SEPTEMBER
- September 02, 2013
- by Nur Imroatun Sholihat
Aku tidak pernah mengira bahwa
September yang selalu berjuluk ceria kini berganti lara. September ini aku
mendengar kau berbisik tak yakin tentang rahasia yang kau pikir akan selamanya.
Kau sekali lagi memastikan bahwa rahasia yang terendap begitu lama masih bisa
bersuara. Dan malam kita berjalan bersama menitipkan sepucuk perpisahan.
Rahasia itu, jika saja aku berhak
meminta, tetaplah rahasia. Aku tidak ingin membaca perasaanmu sedikit pun. Aku
terlahir untuk menabur jalanan dengan lipatan-lipatan kertas bersamamu, tapi tidak
melipatnya bersamamu.
Meskipun menaburnya bersama, bukankah
kita terbiasa merangkai kertas kita masing-masing?
Di persimpangan ini, kau berujar
tentang melipat kertas bersamaku di setiap kedipan matamu. Kau tawarkan setangkup
kertas-kertas putih yang tertata rapi di keranjangmu. Kau tahu betapa inginnya
aku melihat kertas warna-warni di luar sana.
Maka aku kembalikan keranjang kertas beserta hati yang kau taruh di
atasnya.
Kau berujar rasa di saat aku
berdoa agar Tuhan tidak pernah mengaduk hati kita dalam tumpukan kertas-kertas
itu.
Kau memintaku berbalik arah dan
meninggalkan setapak penuh cerita yang kita tuliskan. Kau abai mempertimbangkan betapa terbiasanya aku menentukan arah bersamamu. Dalam doaku,
aku menyatakan bahwa engkau adalah carik kertas yang paling tidak boleh berkirim
pesan rasa.
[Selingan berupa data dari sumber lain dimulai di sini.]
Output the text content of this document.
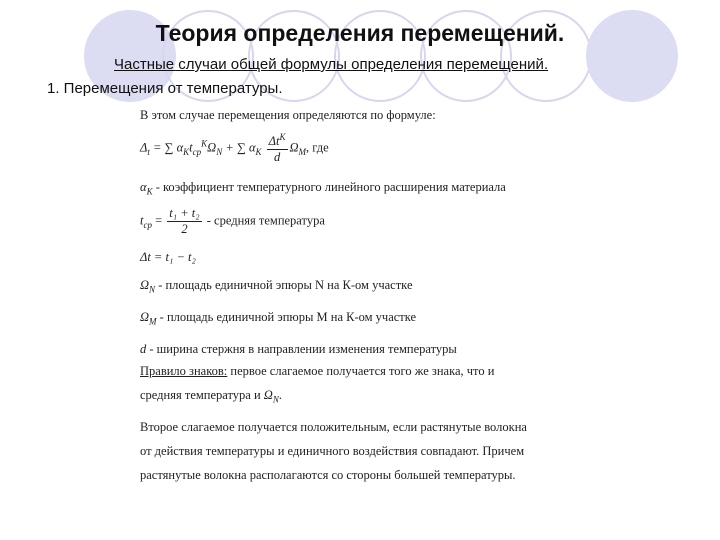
Теория определения перемещений.
Частные случаи общей формулы определения перемещений.
1. Перемещения от температуры.
В этом случае перемещения определяются по формуле:
$\Delta_t$ = ∑ $\alpha_Kt_{cp}^K\Omega_N$ + ∑ $\alpha_K \frac{\Delta t^K}{d} \Omega_M$, где
$\alpha_K$ - коэффициент температурного линейного расширения материала
$t_{cp} = \frac{\text{t₁ + t₂}}{2}$ - средняя температура
Δt = t₁ − t₂
$\Omega_N$ - площадь единичной эпюры N на К-ом участке
$\Omega_M$ - площадь единичной эпюры M на К-ом участке
d - ширина стержня в направлении изменения температуры
Правило знаков: первое слагаемое получается того же знака, что и
средняя температура и $\Omega_N$.
Второе слагаемое получается положительным, если растянутые волокна
от действия температуры и единичного воздействия совпадают. Причем
растянутые волокна располагаются со стороны большей температуры.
Sementara kertas-kertasmu adalah lembaran yang sering ku sebut dalam
catatan harianku.
Lanjutkan saja mimpimu menabur
kertas hingga ke puncak. Kelak kau akan tahu bahwa duka kita tak pernah abadi.
Kertas-kertas yang tersapu angin akan menjawab seberapa lama kita akan bertahan
dalam luka. Mungkin ini hanyalah luka sementara kertas-kertas yang berpisah
dalam kebiasaan berbaur.
Aku akan menempuh rute yang
berbeda denganmu agar kau tahu bahwa jalanmu masih semarak tanpa kertas-kertasku.
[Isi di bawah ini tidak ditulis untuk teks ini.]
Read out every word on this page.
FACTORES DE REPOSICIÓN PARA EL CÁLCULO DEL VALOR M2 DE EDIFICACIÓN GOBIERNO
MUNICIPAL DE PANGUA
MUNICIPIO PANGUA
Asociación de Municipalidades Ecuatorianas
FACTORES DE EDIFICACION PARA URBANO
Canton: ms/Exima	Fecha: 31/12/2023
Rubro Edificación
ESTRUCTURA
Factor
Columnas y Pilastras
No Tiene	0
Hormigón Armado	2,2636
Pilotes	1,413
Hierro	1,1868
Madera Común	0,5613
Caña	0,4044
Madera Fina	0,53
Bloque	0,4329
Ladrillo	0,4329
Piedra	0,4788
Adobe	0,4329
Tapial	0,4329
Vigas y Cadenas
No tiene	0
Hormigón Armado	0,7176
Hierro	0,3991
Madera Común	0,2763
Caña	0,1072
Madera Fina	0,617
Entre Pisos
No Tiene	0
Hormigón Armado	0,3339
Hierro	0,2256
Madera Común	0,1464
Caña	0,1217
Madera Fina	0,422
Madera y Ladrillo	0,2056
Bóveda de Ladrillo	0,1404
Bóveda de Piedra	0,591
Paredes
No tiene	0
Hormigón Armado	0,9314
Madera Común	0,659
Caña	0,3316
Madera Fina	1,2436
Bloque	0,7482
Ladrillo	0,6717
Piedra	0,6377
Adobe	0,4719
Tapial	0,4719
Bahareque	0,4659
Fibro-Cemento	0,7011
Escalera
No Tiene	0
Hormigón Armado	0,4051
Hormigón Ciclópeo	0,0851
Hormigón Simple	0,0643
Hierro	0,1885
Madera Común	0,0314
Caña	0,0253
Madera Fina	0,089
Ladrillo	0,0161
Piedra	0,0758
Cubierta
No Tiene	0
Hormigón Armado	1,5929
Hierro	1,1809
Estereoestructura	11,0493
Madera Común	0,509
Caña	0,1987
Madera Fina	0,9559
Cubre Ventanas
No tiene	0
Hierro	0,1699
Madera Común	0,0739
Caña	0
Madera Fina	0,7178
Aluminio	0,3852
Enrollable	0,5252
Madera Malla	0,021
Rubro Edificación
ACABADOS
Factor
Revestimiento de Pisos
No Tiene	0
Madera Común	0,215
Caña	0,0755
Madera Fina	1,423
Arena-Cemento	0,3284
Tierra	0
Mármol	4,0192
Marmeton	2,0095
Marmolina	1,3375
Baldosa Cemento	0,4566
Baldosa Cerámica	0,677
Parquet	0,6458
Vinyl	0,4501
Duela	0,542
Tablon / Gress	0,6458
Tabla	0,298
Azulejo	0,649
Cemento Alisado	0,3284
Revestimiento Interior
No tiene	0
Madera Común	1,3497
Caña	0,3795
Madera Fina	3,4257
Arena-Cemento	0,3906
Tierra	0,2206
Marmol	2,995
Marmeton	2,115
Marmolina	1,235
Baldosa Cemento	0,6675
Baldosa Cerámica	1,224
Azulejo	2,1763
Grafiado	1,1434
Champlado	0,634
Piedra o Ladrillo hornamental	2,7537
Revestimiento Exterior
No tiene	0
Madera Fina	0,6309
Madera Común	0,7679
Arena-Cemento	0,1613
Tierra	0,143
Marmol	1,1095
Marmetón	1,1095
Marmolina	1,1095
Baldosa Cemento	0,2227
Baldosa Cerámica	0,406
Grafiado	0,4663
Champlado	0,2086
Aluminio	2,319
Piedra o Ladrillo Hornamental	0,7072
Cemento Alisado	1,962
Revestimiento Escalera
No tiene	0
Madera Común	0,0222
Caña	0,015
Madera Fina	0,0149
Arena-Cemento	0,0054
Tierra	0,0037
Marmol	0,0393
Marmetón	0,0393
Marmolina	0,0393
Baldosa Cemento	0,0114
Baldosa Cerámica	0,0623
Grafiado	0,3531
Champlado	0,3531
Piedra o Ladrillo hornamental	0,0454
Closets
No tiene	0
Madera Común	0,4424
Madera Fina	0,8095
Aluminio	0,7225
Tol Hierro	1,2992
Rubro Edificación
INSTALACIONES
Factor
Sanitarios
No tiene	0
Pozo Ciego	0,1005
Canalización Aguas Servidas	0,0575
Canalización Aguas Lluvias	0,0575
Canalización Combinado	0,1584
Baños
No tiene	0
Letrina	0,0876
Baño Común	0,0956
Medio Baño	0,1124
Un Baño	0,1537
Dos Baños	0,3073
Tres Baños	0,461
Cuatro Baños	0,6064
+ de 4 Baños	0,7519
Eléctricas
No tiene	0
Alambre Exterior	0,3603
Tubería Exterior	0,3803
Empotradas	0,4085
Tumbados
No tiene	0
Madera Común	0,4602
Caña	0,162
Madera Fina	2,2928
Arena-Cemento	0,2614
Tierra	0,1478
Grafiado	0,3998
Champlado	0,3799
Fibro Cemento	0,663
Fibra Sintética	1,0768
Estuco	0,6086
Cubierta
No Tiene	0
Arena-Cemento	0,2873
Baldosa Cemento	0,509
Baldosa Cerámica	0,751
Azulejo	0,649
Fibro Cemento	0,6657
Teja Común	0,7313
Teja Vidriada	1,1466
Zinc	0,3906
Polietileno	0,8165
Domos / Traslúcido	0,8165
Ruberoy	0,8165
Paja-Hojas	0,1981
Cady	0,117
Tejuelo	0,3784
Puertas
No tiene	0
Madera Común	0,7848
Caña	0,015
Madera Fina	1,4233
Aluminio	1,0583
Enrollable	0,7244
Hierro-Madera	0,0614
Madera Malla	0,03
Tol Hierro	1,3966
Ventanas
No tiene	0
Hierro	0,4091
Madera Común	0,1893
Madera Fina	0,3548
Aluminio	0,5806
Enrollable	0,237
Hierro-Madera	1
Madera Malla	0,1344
Lalu, September ini aku bermimpi
tentang September lain di mana engkau bukanlah bagiannya. Logika menyapu
kertas-kertasmu dari jalananku sungguh sulit ku mengerti. Di mimpiku,
kertas-kertas itu tak pernah habis ku punguti.
Dalam mimpiku, kau adalah
realitas lipatan pesawat kertas. Aku tak bisa mendaratkan pesawat itu di
landasan batinku. Tetapi, aku selalu ingin melihat pesawat itu terbang tinggi
meliuk lincah. Kertasmu yang melayang akan menghempas memori kita bertahun-tahun ini. Di ketinggian, lara September ini tak pernah seberapa jika kau menerawang terangnya September-September mendatang.
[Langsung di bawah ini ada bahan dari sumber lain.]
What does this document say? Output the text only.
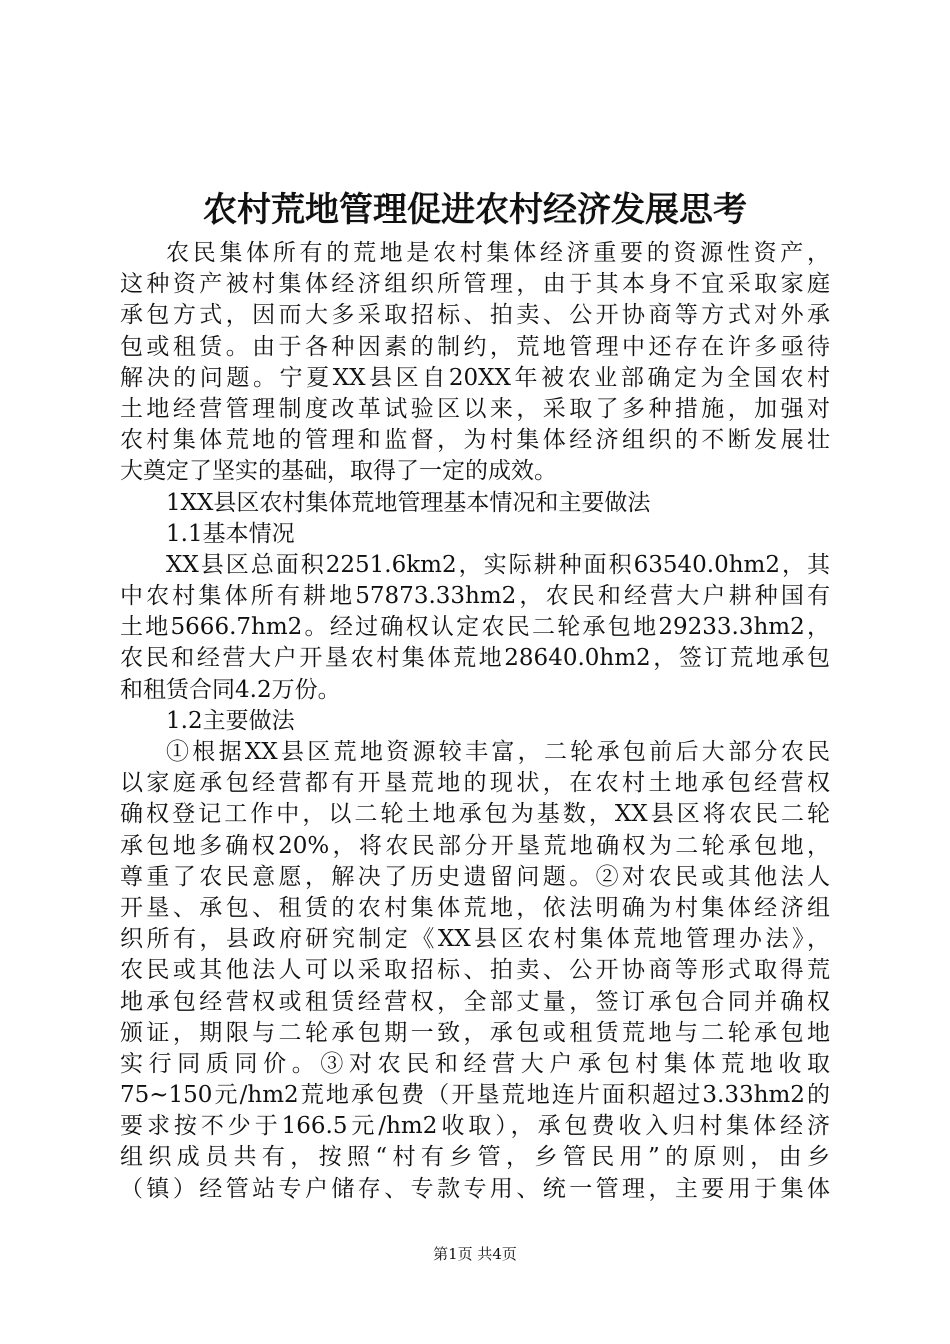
农村荒地管理促进农村经济发展思考
农民集体所有的荒地是农村集体经济重要的资源性资产，
这种资产被村集体经济组织所管理，由于其本身不宜采取家庭
承包方式，因而大多采取招标、拍卖、公开协商等方式对外承
包或租赁。由于各种因素的制约，荒地管理中还存在许多亟待
解决的问题。宁夏XX县区自20XX年被农业部确定为全国农村
土地经营管理制度改革试验区以来，采取了多种措施，加强对
农村集体荒地的管理和监督，为村集体经济组织的不断发展壮
大奠定了坚实的基础，取得了一定的成效。
1XX县区农村集体荒地管理基本情况和主要做法
1.1基本情况
XX县区总面积2251.6km2，实际耕种面积63540.0hm2，其
中农村集体所有耕地57873.33hm2，农民和经营大户耕种国有
土地5666.7hm2。经过确权认定农民二轮承包地29233.3hm2，
农民和经营大户开垦农村集体荒地28640.0hm2，签订荒地承包
和租赁合同4.2万份。
1.2主要做法
①根据XX县区荒地资源较丰富，二轮承包前后大部分农民
以家庭承包经营都有开垦荒地的现状，在农村土地承包经营权
确权登记工作中，以二轮土地承包为基数，XX县区将农民二轮
承包地多确权20%，将农民部分开垦荒地确权为二轮承包地，
尊重了农民意愿，解决了历史遗留问题。②对农民或其他法人
开垦、承包、租赁的农村集体荒地，依法明确为村集体经济组
织所有，县政府研究制定《XX县区农村集体荒地管理办法》，
农民或其他法人可以采取招标、拍卖、公开协商等形式取得荒
地承包经营权或租赁经营权，全部丈量，签订承包合同并确权
颁证，期限与二轮承包期一致，承包或租赁荒地与二轮承包地
实行同质同价。③对农民和经营大户承包村集体荒地收取
75~150元/hm2荒地承包费（开垦荒地连片面积超过3.33hm2的
要求按不少于166.5元/hm2收取），承包费收入归村集体经济
组织成员共有，按照“村有乡管，乡管民用”的原则，由乡
（镇）经管站专户储存、专款专用、统一管理，主要用于集体
第1页 共4页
Aku masih terseok-seok melanjutkan pencarianku
tentang pesawat kertas berwarna. Di masa yang akan datang, kau harus melihat pesawat kertas
dengan warna yang ku pilih. Kelak, kau akan mengerti mengapa aku tak bisa berpihak
pada kertas-kertas putih itu.
Jika kita terlahir dalam kehidupan yang berbeda, seharusnya kita tidak menjadi sesama kertas putih yang berkawan baik.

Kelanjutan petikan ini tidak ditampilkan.